Willkürlicher Entzug der Staatsangehörigkeit

Schätzungsweise 20.000 bis 100.000 in den Vereinigten Arabischen Emiraten geborene staatenlose Personen hatten weiterhin nicht dieselben Rechte wie emiratische Staatsangehörige, was staatliche Leistungen betraf, wie z. B. staatlich subventionierte Gesundheitsversorgung, Wohnraum, höhere Bildung und Arbeitsplätze im öffentlichen Dienst. Um Zugang zu diesen Leistungen zu erhalten, musste die Staatsbürgerschaft nachgewiesen werden, die staatenlosen Personen jedoch verweigert wurde, obwohl die meisten von ihnen seit Generationen in den Vereinigten Arabischen Emiraten verwurzelt waren.

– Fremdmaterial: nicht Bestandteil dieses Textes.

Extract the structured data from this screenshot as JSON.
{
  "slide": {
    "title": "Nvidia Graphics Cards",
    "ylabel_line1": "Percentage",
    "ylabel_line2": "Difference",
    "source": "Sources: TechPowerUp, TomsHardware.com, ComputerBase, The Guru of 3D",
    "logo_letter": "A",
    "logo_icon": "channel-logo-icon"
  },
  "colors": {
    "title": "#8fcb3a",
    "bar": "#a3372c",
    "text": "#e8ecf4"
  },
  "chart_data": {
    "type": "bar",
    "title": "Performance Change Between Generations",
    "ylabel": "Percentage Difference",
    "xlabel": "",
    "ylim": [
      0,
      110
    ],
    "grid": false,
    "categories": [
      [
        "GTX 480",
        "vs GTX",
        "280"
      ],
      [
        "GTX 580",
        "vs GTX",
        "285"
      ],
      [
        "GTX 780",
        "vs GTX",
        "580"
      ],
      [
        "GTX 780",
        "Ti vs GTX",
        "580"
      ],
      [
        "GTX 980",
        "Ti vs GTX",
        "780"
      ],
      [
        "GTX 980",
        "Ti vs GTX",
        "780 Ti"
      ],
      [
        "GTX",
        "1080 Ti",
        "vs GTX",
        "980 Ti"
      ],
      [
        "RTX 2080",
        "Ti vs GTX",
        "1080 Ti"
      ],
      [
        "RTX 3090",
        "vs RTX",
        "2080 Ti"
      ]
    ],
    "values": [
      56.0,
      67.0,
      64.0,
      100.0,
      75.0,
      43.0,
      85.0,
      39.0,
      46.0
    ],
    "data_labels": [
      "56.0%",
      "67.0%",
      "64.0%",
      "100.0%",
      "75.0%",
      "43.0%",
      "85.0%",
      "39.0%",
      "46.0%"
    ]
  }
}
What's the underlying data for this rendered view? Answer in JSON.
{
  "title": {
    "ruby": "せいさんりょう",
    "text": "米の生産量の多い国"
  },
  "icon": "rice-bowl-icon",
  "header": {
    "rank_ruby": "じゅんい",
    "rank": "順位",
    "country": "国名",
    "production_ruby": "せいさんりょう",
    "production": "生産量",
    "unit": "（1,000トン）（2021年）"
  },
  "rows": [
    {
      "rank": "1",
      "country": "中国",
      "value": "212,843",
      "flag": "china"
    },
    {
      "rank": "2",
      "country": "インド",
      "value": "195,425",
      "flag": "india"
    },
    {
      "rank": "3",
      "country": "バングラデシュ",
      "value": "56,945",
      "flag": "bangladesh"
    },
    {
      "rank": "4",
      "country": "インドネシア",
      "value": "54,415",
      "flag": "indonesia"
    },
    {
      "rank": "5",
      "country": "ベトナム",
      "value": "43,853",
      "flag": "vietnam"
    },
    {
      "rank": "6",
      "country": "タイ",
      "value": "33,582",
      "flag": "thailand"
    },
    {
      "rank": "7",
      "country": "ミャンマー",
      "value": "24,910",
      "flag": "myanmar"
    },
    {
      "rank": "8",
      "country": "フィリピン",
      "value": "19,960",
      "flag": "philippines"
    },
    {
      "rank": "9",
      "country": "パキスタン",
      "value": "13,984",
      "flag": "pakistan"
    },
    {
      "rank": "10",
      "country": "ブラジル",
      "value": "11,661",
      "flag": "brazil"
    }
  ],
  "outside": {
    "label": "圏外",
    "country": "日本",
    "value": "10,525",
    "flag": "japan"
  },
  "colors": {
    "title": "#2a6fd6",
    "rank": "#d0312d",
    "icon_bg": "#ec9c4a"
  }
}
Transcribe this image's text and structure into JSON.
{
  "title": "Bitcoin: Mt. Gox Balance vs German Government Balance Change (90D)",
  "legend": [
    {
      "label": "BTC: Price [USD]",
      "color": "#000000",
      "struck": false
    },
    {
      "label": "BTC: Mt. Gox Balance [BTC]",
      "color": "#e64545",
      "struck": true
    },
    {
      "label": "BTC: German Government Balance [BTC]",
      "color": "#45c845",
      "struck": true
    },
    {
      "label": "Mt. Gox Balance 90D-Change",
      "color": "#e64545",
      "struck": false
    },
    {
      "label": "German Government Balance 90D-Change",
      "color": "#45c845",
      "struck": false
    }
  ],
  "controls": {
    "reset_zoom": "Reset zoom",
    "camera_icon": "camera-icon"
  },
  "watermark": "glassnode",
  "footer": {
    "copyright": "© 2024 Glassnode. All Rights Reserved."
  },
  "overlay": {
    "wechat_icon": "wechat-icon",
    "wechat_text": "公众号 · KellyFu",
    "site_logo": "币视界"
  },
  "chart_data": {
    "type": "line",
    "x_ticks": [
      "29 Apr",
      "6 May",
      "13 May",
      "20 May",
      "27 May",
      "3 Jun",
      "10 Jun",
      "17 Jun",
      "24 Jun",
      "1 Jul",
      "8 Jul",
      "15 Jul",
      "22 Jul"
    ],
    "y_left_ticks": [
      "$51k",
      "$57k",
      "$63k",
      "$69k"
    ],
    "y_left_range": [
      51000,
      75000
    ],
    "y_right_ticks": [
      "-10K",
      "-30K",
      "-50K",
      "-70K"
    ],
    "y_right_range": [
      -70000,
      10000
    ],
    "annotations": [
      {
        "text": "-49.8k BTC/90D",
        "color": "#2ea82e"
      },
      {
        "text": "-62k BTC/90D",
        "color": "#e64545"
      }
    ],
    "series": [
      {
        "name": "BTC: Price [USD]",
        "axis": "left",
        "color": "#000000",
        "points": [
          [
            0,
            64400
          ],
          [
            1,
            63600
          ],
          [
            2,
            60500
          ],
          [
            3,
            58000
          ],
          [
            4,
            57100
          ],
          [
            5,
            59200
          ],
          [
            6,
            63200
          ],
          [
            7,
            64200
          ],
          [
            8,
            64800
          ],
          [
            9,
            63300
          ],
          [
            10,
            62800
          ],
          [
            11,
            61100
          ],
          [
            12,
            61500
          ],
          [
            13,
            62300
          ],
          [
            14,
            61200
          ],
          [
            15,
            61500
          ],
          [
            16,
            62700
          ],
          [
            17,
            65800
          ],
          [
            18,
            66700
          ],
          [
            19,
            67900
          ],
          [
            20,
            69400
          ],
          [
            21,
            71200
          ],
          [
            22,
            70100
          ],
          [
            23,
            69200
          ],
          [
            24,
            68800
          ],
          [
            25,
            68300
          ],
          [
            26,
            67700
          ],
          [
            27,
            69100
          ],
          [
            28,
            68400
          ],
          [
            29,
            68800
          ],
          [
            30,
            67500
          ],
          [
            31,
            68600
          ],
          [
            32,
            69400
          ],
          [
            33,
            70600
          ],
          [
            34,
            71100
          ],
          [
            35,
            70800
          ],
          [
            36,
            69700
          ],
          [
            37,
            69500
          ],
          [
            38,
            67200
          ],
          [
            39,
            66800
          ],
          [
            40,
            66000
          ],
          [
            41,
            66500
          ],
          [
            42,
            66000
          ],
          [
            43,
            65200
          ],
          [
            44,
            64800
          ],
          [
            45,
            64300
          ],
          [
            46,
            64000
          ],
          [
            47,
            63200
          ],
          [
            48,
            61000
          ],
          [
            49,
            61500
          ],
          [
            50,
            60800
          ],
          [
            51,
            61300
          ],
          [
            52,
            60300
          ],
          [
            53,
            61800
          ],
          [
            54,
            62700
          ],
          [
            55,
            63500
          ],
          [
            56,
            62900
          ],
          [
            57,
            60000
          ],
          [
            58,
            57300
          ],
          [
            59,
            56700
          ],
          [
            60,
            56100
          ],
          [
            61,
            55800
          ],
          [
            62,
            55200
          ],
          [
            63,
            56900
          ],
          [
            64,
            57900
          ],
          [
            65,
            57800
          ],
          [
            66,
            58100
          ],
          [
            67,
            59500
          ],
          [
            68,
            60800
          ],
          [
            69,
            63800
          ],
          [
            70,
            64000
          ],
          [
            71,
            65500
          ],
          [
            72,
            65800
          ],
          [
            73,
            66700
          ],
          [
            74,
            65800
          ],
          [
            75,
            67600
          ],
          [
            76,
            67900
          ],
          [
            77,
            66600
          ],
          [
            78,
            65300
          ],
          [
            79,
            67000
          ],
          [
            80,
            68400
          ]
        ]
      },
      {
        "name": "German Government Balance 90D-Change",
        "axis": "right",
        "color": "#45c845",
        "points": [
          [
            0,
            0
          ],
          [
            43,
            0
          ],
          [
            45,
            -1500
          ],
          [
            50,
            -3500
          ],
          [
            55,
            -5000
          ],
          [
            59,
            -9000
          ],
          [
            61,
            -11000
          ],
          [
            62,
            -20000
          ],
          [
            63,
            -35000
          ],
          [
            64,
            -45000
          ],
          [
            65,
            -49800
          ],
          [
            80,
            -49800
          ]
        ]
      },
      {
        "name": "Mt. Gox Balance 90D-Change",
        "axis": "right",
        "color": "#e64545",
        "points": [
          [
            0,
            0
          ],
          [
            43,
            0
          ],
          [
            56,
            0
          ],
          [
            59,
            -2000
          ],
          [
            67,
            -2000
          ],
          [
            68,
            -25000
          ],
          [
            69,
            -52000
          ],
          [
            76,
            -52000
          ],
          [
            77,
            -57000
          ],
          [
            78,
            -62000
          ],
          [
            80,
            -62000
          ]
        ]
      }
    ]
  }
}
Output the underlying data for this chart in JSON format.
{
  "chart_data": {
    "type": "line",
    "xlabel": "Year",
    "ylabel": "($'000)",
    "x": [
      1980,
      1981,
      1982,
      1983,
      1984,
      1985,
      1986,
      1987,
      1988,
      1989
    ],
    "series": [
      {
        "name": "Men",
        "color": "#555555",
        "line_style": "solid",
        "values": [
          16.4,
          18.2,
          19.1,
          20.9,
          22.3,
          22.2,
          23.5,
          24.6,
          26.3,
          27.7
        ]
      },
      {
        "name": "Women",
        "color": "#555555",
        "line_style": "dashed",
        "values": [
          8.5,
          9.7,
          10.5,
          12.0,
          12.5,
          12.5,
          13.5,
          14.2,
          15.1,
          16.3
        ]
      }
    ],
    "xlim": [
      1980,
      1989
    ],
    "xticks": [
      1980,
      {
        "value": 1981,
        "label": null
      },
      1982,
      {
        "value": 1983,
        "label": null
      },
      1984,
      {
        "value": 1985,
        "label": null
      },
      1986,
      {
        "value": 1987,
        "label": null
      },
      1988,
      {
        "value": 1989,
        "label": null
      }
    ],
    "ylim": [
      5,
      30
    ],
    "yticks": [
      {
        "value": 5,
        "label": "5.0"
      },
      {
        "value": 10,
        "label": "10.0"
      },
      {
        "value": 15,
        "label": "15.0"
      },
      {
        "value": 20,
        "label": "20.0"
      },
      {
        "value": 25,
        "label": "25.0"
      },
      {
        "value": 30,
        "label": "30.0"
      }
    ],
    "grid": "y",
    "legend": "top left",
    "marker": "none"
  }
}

Für staatenlose Emiratis, die im Rahmen eines Abkommens zwischen den Komoren und den Vereinigten Arabischen Emiraten aus dem Jahr 2008 komorische Pässe erhalten hatten, war es schwierig oder unmöglich, diese Pässe verlängern zu lassen, sodass viele von ihnen erneut keine Ausweispapiere hatten.

Frauenrechte

Frauen hatten weiterhin nicht dieselben Rechte wie Männer. Nach Paragraf 56.1 des Personenstandsgesetzes waren verheiratete Frauen verpflichtet, sich um den Haushalt zu kümmern, da dies ein "Recht" des Ehemannes sei. Ende 2019 war ein Satz dieses Paragrafen gestrichen worden, der besagte, dass ein Ehemann das Recht auf "höflichen Gehorsam" seiner Frau habe.

Laut Paragraf 72 bestimmten weiterhin Richter darüber, ob es einer verheirateten Frau erlaubt war, das Haus zu verlassen und zu arbeiten.

Amnesty International hatte in den beiden Vorjahren berichtet, dass Paragraf 53.1 des Strafgesetzbuchs, wonach die "Züchtigung der Ehefrau durch den Ehemann" als "Ausübung von Rechten" galt, noch immer in Kraft sei. Im Jahr 2020 erfuhr die Organisation, dass der betreffende Abschnitt Ende 2016 aus dem Strafgesetzbuch gestrichen worden war.

Was die Übertragung der Staatsangehörigkeit auf die Kinder betraf, waren Frauen weiterhin benachteiligt: Kinder emiratischer Mütter erhielten nicht automatisch deren Staatsangehörigkeit, die Anerkennung lag vielmehr im Ermessen der Regierung.

Im September 2020 wurde Paragraf 334 des Strafgesetzbuchs aufgehoben, der sogenannte Ehrenmorde mit nur einem Monat Gefängnis bestraft hatte.

Sexuelle und reproduktive Rechte

Einvernehmliche sexuelle Handlungen wurden strafrechtlich verfolgt, wenn es sich nach Paragraf 356 des Strafgesetzbuchs um eine "einvernehmliche Verletzung der Ehre" handelte. Auf Grundlage dieses Paragrafen konnten sowohl gleichgeschlechtliche sexuelle Aktivitäten als auch außerehelicher Sex bestraft werden. Die Mindeststrafe ist ein Jahr Haft. Die Bestimmung wurde in einigen Fällen dazu benutzt, um Arbeitsmigrantinnen strafrechtlich zu verfolgen, die ein uneheliches Kind zur Welt gebracht hatten. Sie mussten Gefängnisstrafen verbüßen, bevor sie das Land verlassen durften.

Rechte von Arbeitsmigrant_innen

Aufgrund des Sponsorensystems (kafala), das die Beschäftigung von Arbeitsmigrant_innen regelt, waren diese in einer prekären Lage und während der Corona-Pandemie 2020 einem erhöhten Infektionsrisiko ausgesetzt. Verschärft wurde dies durch unhygienische Lebensbedingungen in überfüllten Unterkünften, den unzureichenden Rechtsschutz von Arbeitsmigrant_innen und ihren begrenzten Zugang zu Gesundheitsfürsorge und medizinischer Behandlung.

Todesstrafe

Gerichte verhängten 2020 weiterhin neue Todesurteile, vor allem gegen ausländische Staatsangehörige wegen Gewaltverbrechen. Es wurden jedoch keine Hinrichtungen gemeldet.